Entre la gare et le centre-ville, la Chapelle Saint-Pierre est le rendez-vous des concerts de fin d’après-midi, à 18h15. En ce lundi 8 juillet, le Quatuor Strada ouvre avec l’unique mouvement du Douzième Quatuor à cordes en ut mineur de Schubert. Au premier violon, Pierre Fouchenneret fait vibrer une fébrilité mélodique tourmentée, secondée par la pulsation du violoncelle de François Salque, et l’accompagnement feutré du violon de Sarah Nemtanu et de l’alto de Lise Berthaud. Si cette formation de solistes ne répond peut-être pas, de prime abord, à l’archétype du quatuor, les rôles ne sont nullement fixés, et chacune des trois pièces du concert seront données dans une disposition différente, mettant ainsi en valeur des équilibres renouvelés, au gré des styles et des inspirations. Après l’introspection à l’allure de confession du Schubert, le Langsamer Statz de Webern fait respirer une belle patine homogène, qui rend justice à l’écriture encore post-romantique d’un compositeur associé à l’austérité dodécaphonique, dans sa version la plus épurée. Quant au Troisième Quatuor en si bémol majeur de Brahms, il met en évidence une belle complicité entre les quatre musiciens, au service d’une texture généreuse nourrie par une dramatisation bien articulée.

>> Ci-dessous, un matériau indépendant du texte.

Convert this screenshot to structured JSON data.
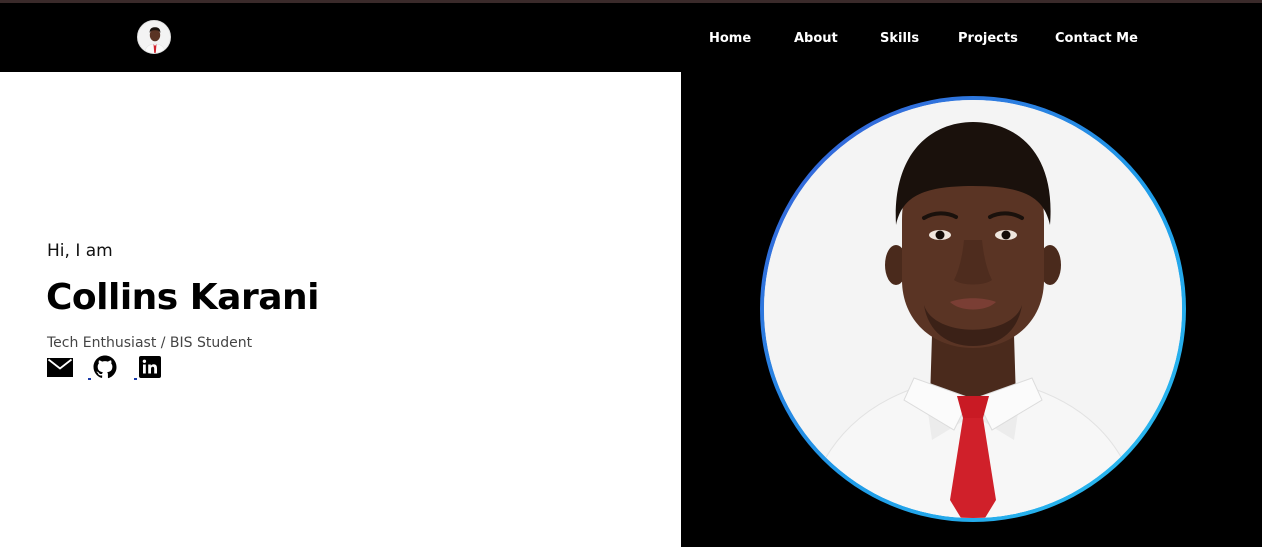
{
  "nav": {
    "links": [
      {
        "label": "Home"
      },
      {
        "label": "About"
      },
      {
        "label": "Skills"
      },
      {
        "label": "Projects"
      },
      {
        "label": "Contact Me"
      }
    ]
  },
  "hero": {
    "greeting": "Hi, I am",
    "name": "Collins Karani",
    "tagline": "Tech Enthusiast / BIS Student",
    "social": [
      {
        "icon": "mail-icon"
      },
      {
        "icon": "github-icon"
      },
      {
        "icon": "linkedin-icon"
      }
    ]
  },
  "colors": {
    "background_dark": "#000000",
    "background_light": "#ffffff",
    "ring_start": "#3a59d6",
    "ring_end": "#2cc0f0",
    "tie": "#d0202a"
  }
}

Le soir, l’Eglise Saint-Mathieu réunit les mélomanes pour les affiches les plus prestigieuses. Si l’Orchestre national Philharmonique de Russie – et Spivakov, même si celui-ci ne se garde par l’exclusivité de la baguette – se taille la part du lion, la vaste nef n’oublie pas le récital soliste, et avec Grigory Sokolov, c’est l’un des plus grands noms du piano d’aujourd’hui que l’on nous réserve, sous le signe de deux des plus grands génies du Romantisme allemand. Ecrite alors qu’il n’avait que vingt-six ans, la Troisième Sonate de Beethoven porte certes l’empreinte de son maître Haydn, mais déjà, aussi, une originalité reconnaissable. L’Allegro con brio fourmille de sensibilité, qui n’oublie jamais la clarté formelle, développée avec un naturel baigné dans une intimité expressive que l’on retrouve dans l’intensité méditative de l’Adagio. La pulsation versatile du Scherzo et l’allant du finale affirment une belle économie qui ne cède jamais à la superficialité virtuose. A l’autre extrémité du corpus beethovénien, les Onze nouvelles Bagatelles opus 119 de la dernière maturité prolongent cette sobre profondeur de jeu. Le kaléidoscope de miniatures respire la proximité des ultimes sonates – en particulier dans les trilles extatiques – dans une lecture qui donne toute la mesure d’un cycle où se condense une veine hors des modes de son temps.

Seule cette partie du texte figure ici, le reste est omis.